UK Expats’ IHT liabilities maybe affected when UK leave the EU
Inheritance Tax (IHT), succession and Will laws may impact British people living abroad when the UK leave the EU.
IHT may be complicated by the ongoing relationship between the EU and the UK but The Money Advice Service assures IHT liabilities will not be affected by the UK leaving the EU but British people based abroad need to remain vigilant as they may get caught out.
Inheritance tax is charged on the estate of someone who has died and is passing on their assets, so long as the estate’s total value is above £325,000. Where IHT is due, it is usually charged at 40 percent.
British people who live or travel abroad may find IHT a difficult issue as it is charged on transfers of worldwide assets by people domiciled in the UK, and transfers of UK assets by people not domiciled in the UK.
Tracy Storer, a Senior Partner at Chorus Financial addressed some of these issues where she explained how IHT rules tend to work in Spain, which is a popular destination for British wanting to retire. She explained:
“Inheritance tax in the UK is based on the person’s estate and has a tax-free threshold of £325,000, plus generous allowances for your primary residence.

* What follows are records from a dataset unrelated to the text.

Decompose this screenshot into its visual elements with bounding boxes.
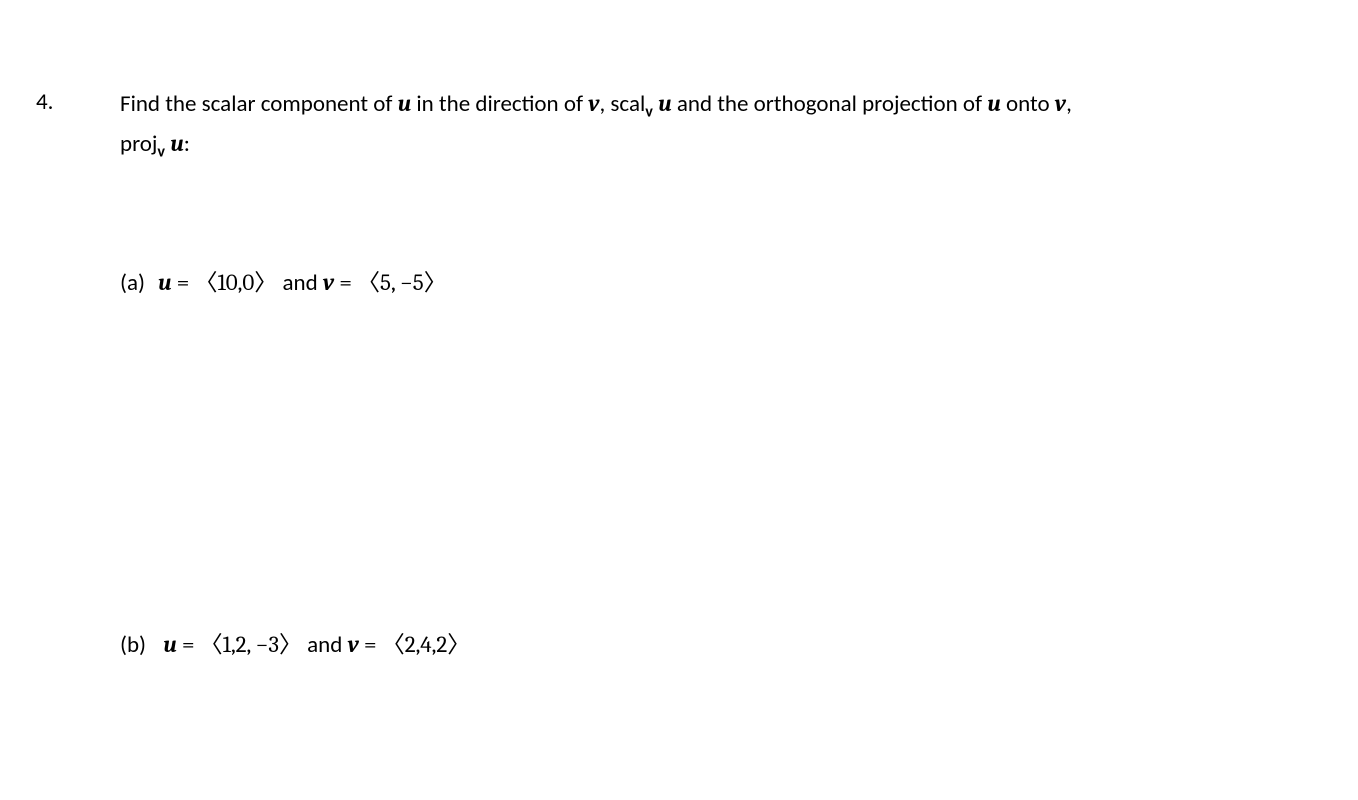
problem-row: 4. Find the scalar component of u in the… — [36, 86, 1358, 661]
equals: = — [172, 269, 195, 296]
vector-u: u — [170, 130, 184, 157]
vector-u: u — [987, 90, 1001, 117]
vector-u-value: 〈10,0〉 — [194, 269, 277, 296]
part-label-b: (b) — [120, 629, 158, 661]
vector-u: u — [163, 631, 177, 658]
text-segment: : — [184, 130, 190, 158]
vector-v: v — [588, 90, 599, 117]
vector-v: v — [1055, 90, 1066, 117]
vector-v: v — [323, 269, 334, 296]
equals: = — [334, 269, 357, 296]
and-text: and — [302, 631, 348, 659]
problem-statement: Find the scalar component of u in the di… — [120, 86, 1120, 165]
vector-v-value: 〈2,4,2〉 — [382, 631, 470, 658]
problem-number: 4. — [36, 86, 120, 118]
vector-u-value: 〈1,2, −3〉 — [200, 631, 302, 658]
vector-u: u — [158, 269, 172, 296]
vector-v-value: 〈5, −5〉 — [357, 269, 447, 296]
text-segment: , scal — [599, 90, 645, 118]
text-segment: onto — [1001, 90, 1055, 118]
and-text: and — [277, 269, 323, 297]
part-label-a: (a) — [120, 267, 158, 299]
equals: = — [359, 631, 382, 658]
subscript-v: v — [645, 103, 653, 122]
subscript-v: v — [157, 142, 165, 161]
vector-u: u — [398, 90, 412, 117]
part-a: (a)u = 〈10,0〉 and v = 〈5, −5〉 — [120, 267, 1120, 299]
vector-v: v — [348, 631, 359, 658]
page-container: 4. Find the scalar component of u in the… — [0, 0, 1358, 661]
problem-content: Find the scalar component of u in the di… — [120, 86, 1120, 661]
text-segment: in the direction of — [411, 90, 588, 118]
part-b: (b) u = 〈1,2, −3〉 and v = 〈2,4,2〉 — [120, 629, 1120, 661]
vector-u: u — [658, 90, 672, 117]
equals: = — [177, 631, 200, 658]
text-segment: and the orthogonal projection of — [672, 90, 988, 118]
text-segment: Find the scalar component of — [120, 90, 398, 118]
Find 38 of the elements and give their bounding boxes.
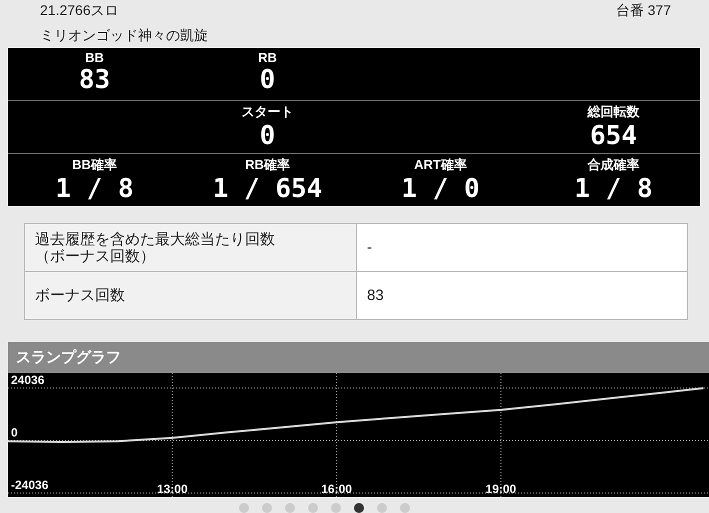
y-tick-label: 24036 xyxy=(11,373,44,387)
page-dot[interactable] xyxy=(285,503,295,513)
stat-value: 654 xyxy=(590,121,637,151)
machine-name: ミリオンゴッド神々の凱旋 xyxy=(40,26,209,44)
stat-label: BB確率 xyxy=(72,156,117,174)
stat-value: 1 / 654 xyxy=(212,174,322,204)
x-tick-label: 13:00 xyxy=(156,482,188,496)
y-tick-label: -24036 xyxy=(11,478,48,492)
stat-label: RB確率 xyxy=(245,156,290,174)
stat-value: 1 / 8 xyxy=(55,174,134,204)
page-dot[interactable] xyxy=(354,503,364,513)
table-cell: ボーナス回数 xyxy=(35,287,125,304)
stat-label: 総回転数 xyxy=(588,103,640,121)
page-dot[interactable] xyxy=(239,503,249,513)
stat-value: 1 / 8 xyxy=(574,174,653,204)
stat-label: スタート xyxy=(242,103,294,121)
page-dot[interactable] xyxy=(377,503,387,513)
stat-label: RB xyxy=(258,50,277,65)
stat-label: ART確率 xyxy=(414,156,467,174)
table-cell: 83 xyxy=(356,272,687,319)
stat-label: BB xyxy=(85,50,104,65)
page-dot[interactable] xyxy=(400,503,410,513)
x-tick-label: 19:00 xyxy=(486,482,516,496)
stat-value: 1 / 0 xyxy=(401,174,480,204)
table-cell-text: 過去履歴を含めた最大総当たり回数（ボーナス回数） xyxy=(35,230,276,264)
machine-number: 台番 377 xyxy=(616,2,671,20)
rate-label: 21.2766スロ xyxy=(40,2,120,20)
stat-label: 合成確率 xyxy=(588,156,640,174)
stat-value: 83 xyxy=(78,65,110,95)
stat-value: 0 xyxy=(260,121,276,151)
page-dot[interactable] xyxy=(331,503,341,513)
y-tick-label: 0 xyxy=(11,426,18,440)
page-dot[interactable] xyxy=(308,503,318,513)
table-cell: - xyxy=(356,224,687,271)
stat-value: 0 xyxy=(260,65,276,95)
graph-title: スランプグラフ xyxy=(8,342,709,373)
x-tick-label: 16:00 xyxy=(321,482,352,496)
page-dot[interactable] xyxy=(262,503,272,513)
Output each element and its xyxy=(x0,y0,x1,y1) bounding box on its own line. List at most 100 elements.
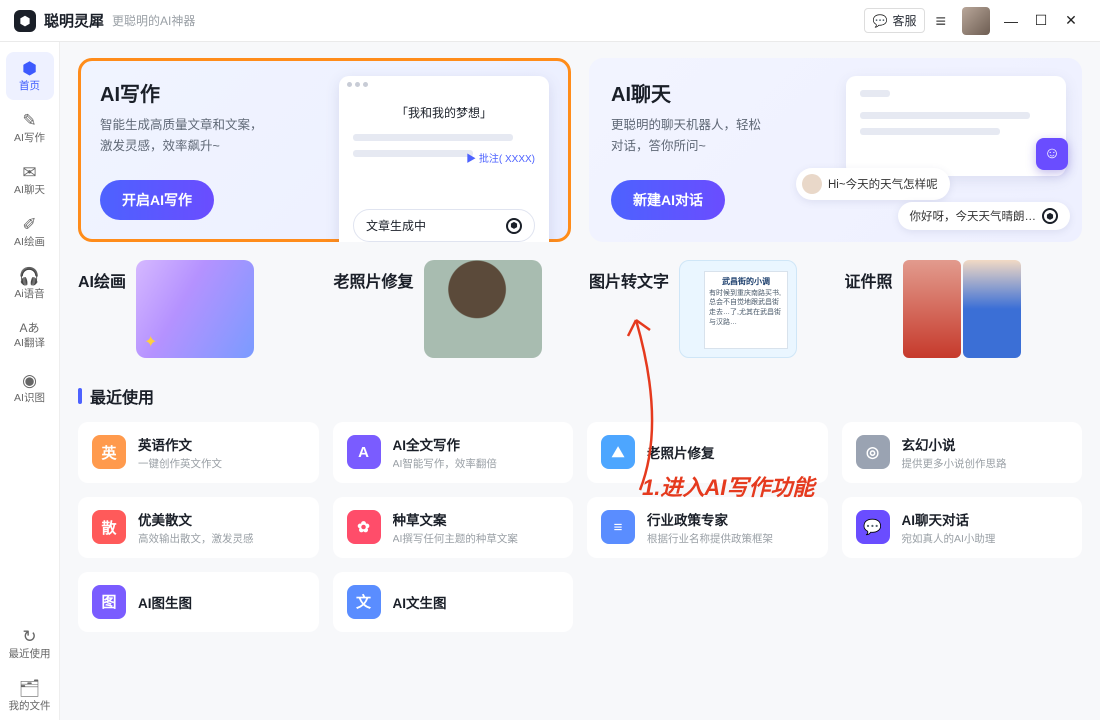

“In Spain, this is very different and works on a beneficiary-based system, where the tax-free amounts differ depending upon the relationship between the deceased and their beneficiaries – i.e., husband and wife, parent and child.
“It is much harder to mitigate against IHT in Spain, but there are ways to structure your assets to reduce the tax liabilities on death.”
Expats will need to be aware of both UK and EU inheritance rules. The UK Government confirms that if a person’s permanent home (domicile) is abroad, IHT will only be paid on their UK assets, for example, property or bank accounts held in the UK.
However, it will not be paid on certain “excluded assets”, Ian Bond, a member of the Law Society’s wills and equity committee and partner at Thursfields, broke down how all the various tax and Will laws may impact people based around the continent. He said:
“For decisions other than tax they have to look at the differences between succession laws between different countries.
“In England and Wales, we can leave what we want to whom we want and exclude anyone we wish in our Wills.
“This is subject to rules on capacity and some other technical considerations. But the general rule is that we can do what we want with our Wills.
“This is in contrast with other countries, especially European countries that follow a civil law and civil code basis, which tend to follow a forced heirship – set people get set amounts.
“In France, for example, your spouse can’t be excluded and your children also equally get set amounts, there’s only a small amount that can be given freely.
“Most commonwealth countries follow England and Wales and have a version of testamentary freedom.
“Look at the Bernard Matthews case, where he wanted to give his French assets all to his mistress and leave out his children.
“The children went to court in France and got the French law to apply to get a share of the French assets.”
Ian concluded by highlighting what British people need to be wary of if they own assets or property (or plan to do so) within the EU:
“Brits owning assets in other countries will need to be mindful it is not like back home and they have to observe these laws for any property they buy in those countries.
“The EU has a succession regulation that means that members that are allowed to sign a will in one country and the other member countries will follow that, rather than apply their own laws – so a French person living in Germany owning a property in Italy can elect that one countries rules apply to their succession in all other countries.
“With the UK now out of the EU, Brits won’t have this application where it was hoped that an English and Welsh will could apply to assets held in the EU, particularly the half a million Brits who retired there.”